DR. JOHN & THE LOWER 911– city that care forgot

(CD, Cooking Vinyl)

It all started with hearing that Dr. John has a song on this together with Willie Nelson. Which is cool from the moment you read it. I mean, seeing Dr. John and Willie Nelson doing a song together can’t be bad, right? (If you think this is weird, check out Willie Nelson’s collaboration with Wynton Marsalis.) The original vodoo doctor, who has been maximizing his own blend of greasy funk boogaloo mash for more than four centuries meeting up with one of the last remaining outlaws and everybody’s favorite freak granddaddy – there is nothing much better (except probably for Johnny Cash singing with Nick Cave, which won’t ever happen again, unfortunately). “promises, promises” is a cool, grooving soul stomper, that proves that honky tonk piano fits a lot of worlds as long as they are hard working, hard drinking and honest. Willie Nelson does his best not to be drowned by the onslought of laidback coolness, but being cool is something that he can handle easily. This is so damn good, even the Eric Clapton guitar solos on other songs of the album start to sound good.

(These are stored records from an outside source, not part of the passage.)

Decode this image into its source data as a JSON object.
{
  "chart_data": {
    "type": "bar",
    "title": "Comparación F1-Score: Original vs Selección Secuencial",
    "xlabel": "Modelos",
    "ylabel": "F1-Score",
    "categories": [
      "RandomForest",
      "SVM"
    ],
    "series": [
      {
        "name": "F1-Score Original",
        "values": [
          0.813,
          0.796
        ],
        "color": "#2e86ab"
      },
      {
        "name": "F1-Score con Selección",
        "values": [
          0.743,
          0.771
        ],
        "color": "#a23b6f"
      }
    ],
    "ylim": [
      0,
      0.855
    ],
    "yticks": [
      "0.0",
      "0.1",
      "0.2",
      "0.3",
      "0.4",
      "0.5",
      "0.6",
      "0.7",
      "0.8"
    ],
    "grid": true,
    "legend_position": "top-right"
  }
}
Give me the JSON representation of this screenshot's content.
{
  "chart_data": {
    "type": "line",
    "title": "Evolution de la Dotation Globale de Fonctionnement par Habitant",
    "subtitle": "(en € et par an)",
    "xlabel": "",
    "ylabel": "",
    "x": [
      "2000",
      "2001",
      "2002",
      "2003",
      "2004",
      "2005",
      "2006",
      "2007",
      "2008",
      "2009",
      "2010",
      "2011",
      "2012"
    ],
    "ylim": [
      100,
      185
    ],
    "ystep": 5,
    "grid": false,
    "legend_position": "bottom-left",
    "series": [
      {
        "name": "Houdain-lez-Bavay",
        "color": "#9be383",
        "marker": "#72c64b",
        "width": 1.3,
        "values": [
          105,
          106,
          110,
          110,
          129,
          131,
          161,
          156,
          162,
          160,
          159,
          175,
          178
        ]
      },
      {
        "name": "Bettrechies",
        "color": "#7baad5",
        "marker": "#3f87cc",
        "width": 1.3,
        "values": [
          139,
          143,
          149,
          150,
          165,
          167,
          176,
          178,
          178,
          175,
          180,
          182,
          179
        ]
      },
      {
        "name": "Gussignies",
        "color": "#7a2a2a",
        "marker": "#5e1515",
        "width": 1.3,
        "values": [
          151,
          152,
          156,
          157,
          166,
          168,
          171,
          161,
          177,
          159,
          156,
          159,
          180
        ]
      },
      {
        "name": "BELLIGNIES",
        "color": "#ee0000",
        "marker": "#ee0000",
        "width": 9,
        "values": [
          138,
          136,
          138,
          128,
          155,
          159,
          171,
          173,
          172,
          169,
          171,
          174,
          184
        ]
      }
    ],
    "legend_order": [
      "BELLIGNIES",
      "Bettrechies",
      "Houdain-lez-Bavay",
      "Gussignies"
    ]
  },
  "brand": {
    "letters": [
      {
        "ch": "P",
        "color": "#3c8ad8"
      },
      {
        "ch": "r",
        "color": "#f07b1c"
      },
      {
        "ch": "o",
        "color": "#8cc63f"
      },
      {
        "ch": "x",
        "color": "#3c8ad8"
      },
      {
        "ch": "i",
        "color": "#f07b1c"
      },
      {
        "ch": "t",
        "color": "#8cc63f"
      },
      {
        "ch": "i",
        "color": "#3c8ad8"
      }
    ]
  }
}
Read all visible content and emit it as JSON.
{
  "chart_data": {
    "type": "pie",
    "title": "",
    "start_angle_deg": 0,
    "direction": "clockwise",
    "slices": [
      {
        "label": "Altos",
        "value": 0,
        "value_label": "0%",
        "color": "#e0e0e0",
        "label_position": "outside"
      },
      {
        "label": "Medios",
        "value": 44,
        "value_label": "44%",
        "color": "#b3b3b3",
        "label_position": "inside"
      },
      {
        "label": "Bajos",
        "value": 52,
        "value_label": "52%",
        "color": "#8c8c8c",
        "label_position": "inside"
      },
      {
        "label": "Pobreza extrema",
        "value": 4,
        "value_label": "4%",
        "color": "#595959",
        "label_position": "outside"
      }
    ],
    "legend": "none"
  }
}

There is a bunch of other people helping out and joining in on the recordings such as Ani DiFranco and Terence Blanchard, but all in all it is a more than classic, relaxed and respectable recording of the old man. Like a lot of really good records by a long list of old time artists, this also plays with the fact that concentrating on the core vision of the songwriter in question and producing / recording with an idea of honesty, down-to-earthness and reality is the best thing that may happen. Neil Diamond, Lee Hazlewood, hell, even Johnny Cash had been drowned in a lot of music production shit (or in the case of Dr. John Big Band jazz...) before they were revived and dusted off for albums that showed the young dudes how it is really done. A million myspace-friends don’t make up for not being able to play a real blues lick or having no talent in songwriting and trying to drown that in odd screaming or weirdness. Talk to Dr. John about weirdness boy, you may walk away ashamed as soon as you have realized you have been talking to the grandfather of weird cool.

Of course, “City that care forgot” is about New Orleans, the home and haven of Mac Rebennack, the voodoo doctor aka Dr. John. This is where he has donned feather boas and diamond rings and costumes more flamboyant and outrageous than the carneval in Rio could ever muster, and worn them with style and grace. This is the city where he made his own special brew and delivered a slew of everlasting great records like “Gris Gris”, “Right place, wrong time” and “Remedies”. This is the city where in the middle of the dreary Nineties he took Willy DeVille by the hand and led him back to the magic well of New Orleans soul fusion (and I don’t mean the food only) and away from the bleak days of having his records produced by Mark Knopfler (!!! and ?) More than special, baby, much more than special. “City that care forgot” is an old school record, and I mean the real swamp groove. Something that you don’t get too much any more. Mofro / JJ Grey is one artist that still has that sense of place and a pocket full of cool guitar licks. On here you have rolling and grooving horn sections and tight bass / rhythm sections, the dirty and low down funky as well and a lot of good times. It’l be a good lecture to both old timers and young dudes to see how it is done.

It is just a pity that it took such a catastrophe and the political diseaster following it, to make this happen. “Promises, promises, empty words, empty words; the road to the White House, paved with lies.....fought in your wars, paid with our lives.....the truth will set you free" sing Willie and the doctor. Other songs play into the same direction. Accusations and statements is what the record inherently is about, but it is also a wonderful good time record. Rarely are the two combined in such a great way as in “Black Gold” (about oil, military and economic interests) or “Dream Warrior”. But probably that is the wisdom that comes with having been there, having seen all of it, having been up, down and sideways and having returend wise and self-centered to talk about it.